CLOSE to 1000 teachers at Australia's top university are being told to make their students happy at the expense of confronting their fledgling thinkers with rigorous lessons, says the union representing lecturers.
Teachers at the Australian National University now need to explain themselves if too many students are not pleased with them and colleges must argue why courses with student satisfaction rates less than 50 per cent should be kept.
Students have for years been asked to fill out satisfaction surveys at the end of each semester. But the university's education committee earlier this year decided to assign them greater importance by strongly linking them to teachers' performance reviews.
In the past fortnight, numerous teachers have been asked to explain why students have given them poor marks for the first semester.
Since then the union has received dozens of complaints from members, according to the ACT secretary of the National Tertiary Education Union, Stephen Darwin.
One teacher who emailed the union said: ''I feel under pressure to lower standards and make the student experience more comfortable so I don't end up before the Head of School to explain myself.''
Another educator was concerned ANU management was threatening to close courses based simply on highly subjective student opinion.
The university's Deputy Vice-Chancellor (Academic), Professor Marnie Hughes-Warrington, said management looked forward to the staff union taking up one of two invitations to talk about any concerns.
''The university uses a range of evidence to guarantee the quality of the education we deliver to students,'' she said.

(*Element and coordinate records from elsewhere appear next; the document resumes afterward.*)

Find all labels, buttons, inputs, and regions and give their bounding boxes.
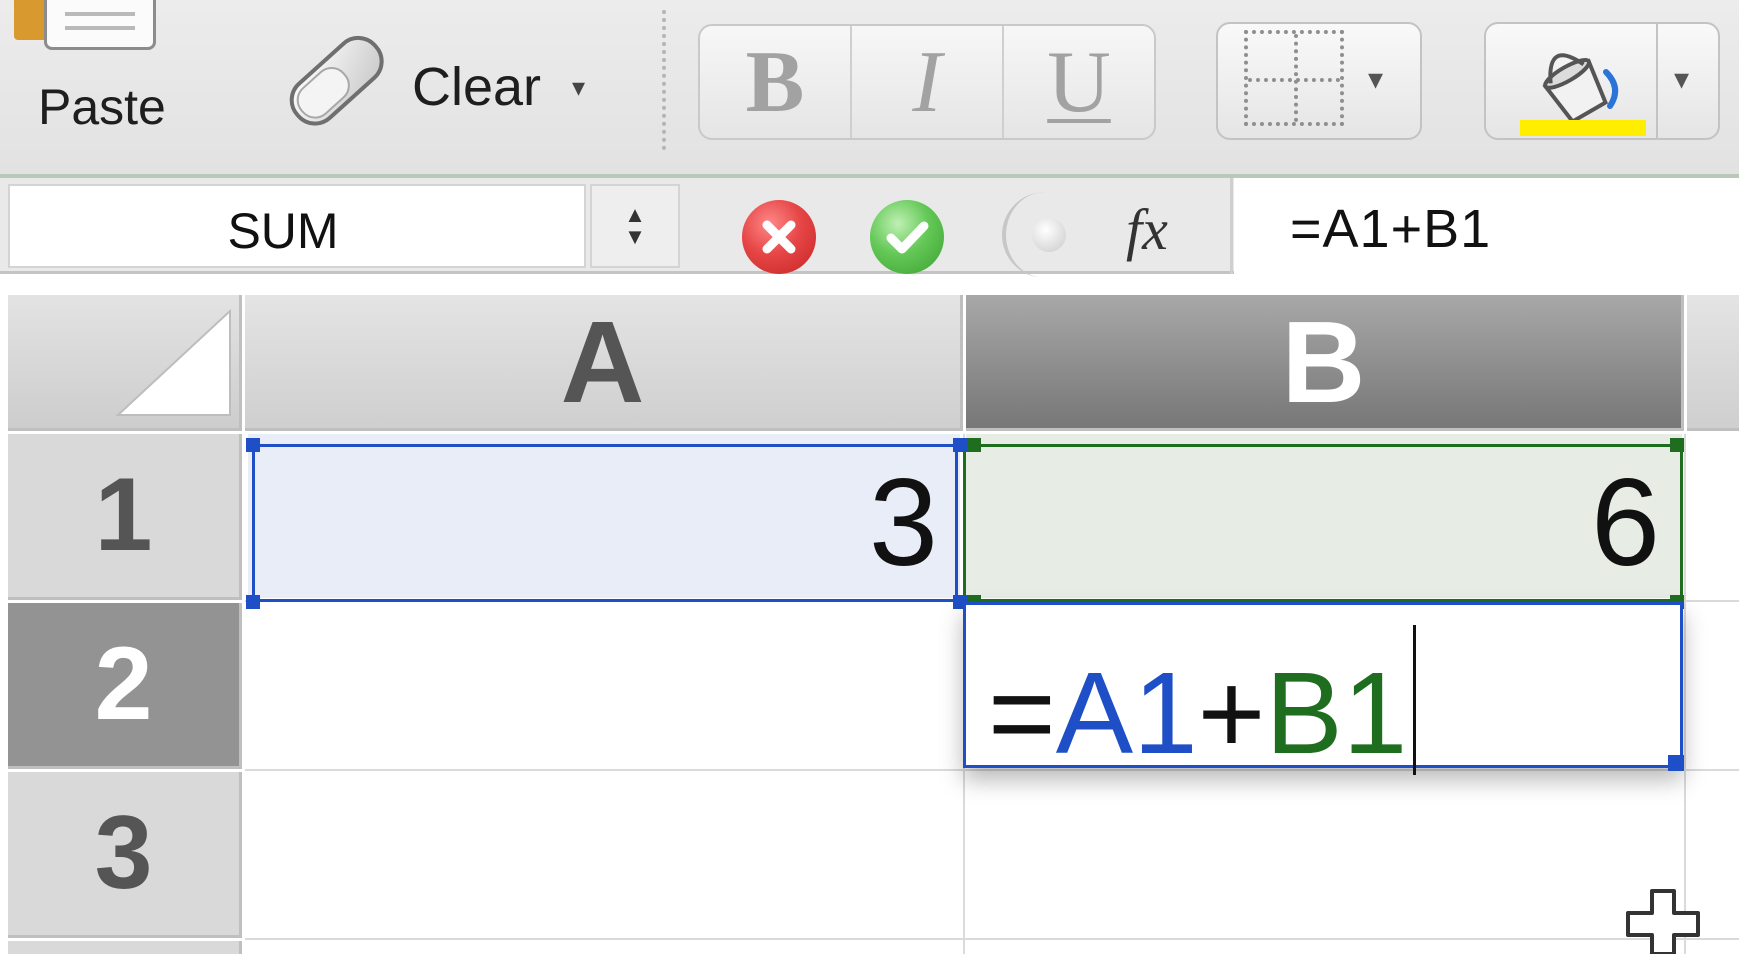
column-header-c[interactable] (1687, 295, 1739, 431)
cell-b2-editor[interactable]: =A1+B1 (963, 602, 1683, 775)
insert-function-button[interactable]: fx (1126, 196, 1168, 263)
cell-b2-formula: =A1+B1 (988, 625, 1417, 778)
fill-handle[interactable] (1668, 755, 1684, 771)
italic-button[interactable]: I (852, 26, 1004, 138)
formula-input-value: =A1+B1 (1290, 199, 1492, 259)
cancel-formula-button[interactable] (742, 200, 816, 274)
reference-range-b1 (963, 444, 1683, 602)
cell-b3[interactable] (966, 772, 1682, 936)
underline-button[interactable]: U (1004, 26, 1154, 138)
select-all-triangle-icon (115, 308, 231, 416)
worksheet-grid: A B 1 2 3 3 6 =A1+B1 (0, 277, 1739, 954)
row-header-4[interactable] (8, 941, 242, 954)
column-header-a[interactable]: A (245, 295, 963, 431)
column-header-b[interactable]: B (966, 295, 1684, 431)
clear-button[interactable]: Clear (412, 56, 541, 118)
name-box-dropdown[interactable]: ▲ ▼ (590, 184, 680, 268)
font-style-group: B I U (698, 24, 1156, 140)
range-a1-handle[interactable] (953, 438, 967, 452)
fill-color-swatch (1520, 120, 1646, 136)
bold-button[interactable]: B (700, 26, 852, 138)
range-a1-handle[interactable] (246, 438, 260, 452)
row-header-1[interactable]: 1 (8, 434, 242, 600)
formula-bar: SUM ▲ ▼ fx =A1+B1 (0, 178, 1739, 278)
borders-button[interactable]: ▾ (1216, 22, 1422, 140)
cell-a3[interactable] (248, 772, 960, 936)
paint-bucket-icon (1526, 32, 1636, 125)
paste-button[interactable]: Paste (38, 78, 166, 136)
ribbon-toolbar: Paste Clear ▾ B I U ▾ ▾ (0, 0, 1739, 178)
row-header-2[interactable]: 2 (8, 603, 242, 769)
formula-ref-a1: A1 (1055, 648, 1198, 778)
stepper-down-icon: ▼ (624, 224, 646, 249)
formula-equals: = (988, 648, 1056, 778)
name-box[interactable]: SUM (8, 184, 586, 268)
enter-formula-button[interactable] (870, 200, 944, 274)
checkmark-icon (886, 221, 929, 254)
clear-dropdown-caret-icon[interactable]: ▾ (572, 72, 585, 103)
clipboard-icon[interactable] (14, 0, 156, 50)
borders-dropdown-caret-icon[interactable]: ▾ (1368, 62, 1383, 97)
formula-input[interactable]: =A1+B1 (1234, 178, 1739, 274)
select-all-corner[interactable] (8, 295, 242, 431)
toggle-knob-icon (1032, 218, 1066, 252)
stepper-up-icon: ▲ (624, 202, 646, 227)
formula-builder-toggle[interactable] (1002, 192, 1098, 278)
borders-grid-icon (1244, 30, 1344, 126)
range-a1-handle[interactable] (246, 595, 260, 609)
range-b1-handle[interactable] (967, 438, 981, 452)
fill-dropdown-caret-icon[interactable]: ▾ (1674, 62, 1689, 97)
formula-ref-b1: B1 (1265, 648, 1408, 778)
ribbon-separator (662, 10, 666, 150)
row-header-3[interactable]: 3 (8, 772, 242, 938)
eraser-icon[interactable] (276, 30, 396, 130)
name-box-value: SUM (227, 203, 339, 259)
cell-a2[interactable] (248, 603, 960, 767)
fill-color-button[interactable]: ▾ (1484, 22, 1720, 140)
text-cursor (1413, 625, 1417, 775)
reference-range-a1 (252, 444, 958, 602)
cell-select-cursor-icon (1622, 889, 1704, 954)
close-icon (762, 220, 796, 254)
range-b1-handle[interactable] (1670, 438, 1684, 452)
formula-operator: + (1197, 648, 1266, 778)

''ANU has the highest student satisfaction, at 84 per cent, and is ranked top in teaching quality in the Group of Eight universities.''
Mr Darwin said only 20 per cent to 30 per cent of students filled out the surveys.
He said these students tended to be the angriest, probably because they had received bad marks or were confronted by teaching that challenged them.

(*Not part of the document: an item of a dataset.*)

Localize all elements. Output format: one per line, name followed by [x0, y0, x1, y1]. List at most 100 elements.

More students seemed to complain about first-year economics and business courses which had large class sizes and lots of statistics and sometimes students complained who needed to realise they were not suited to studying the subject.
The union sees the greater importance now placed on student satisfaction as a continuation of Vice-Chancellor Ian Young's moves to use metrics to run the university.
''This is the first time at this university that student opinion has been the basis of determining what is quality education,'' Mr Darwin said.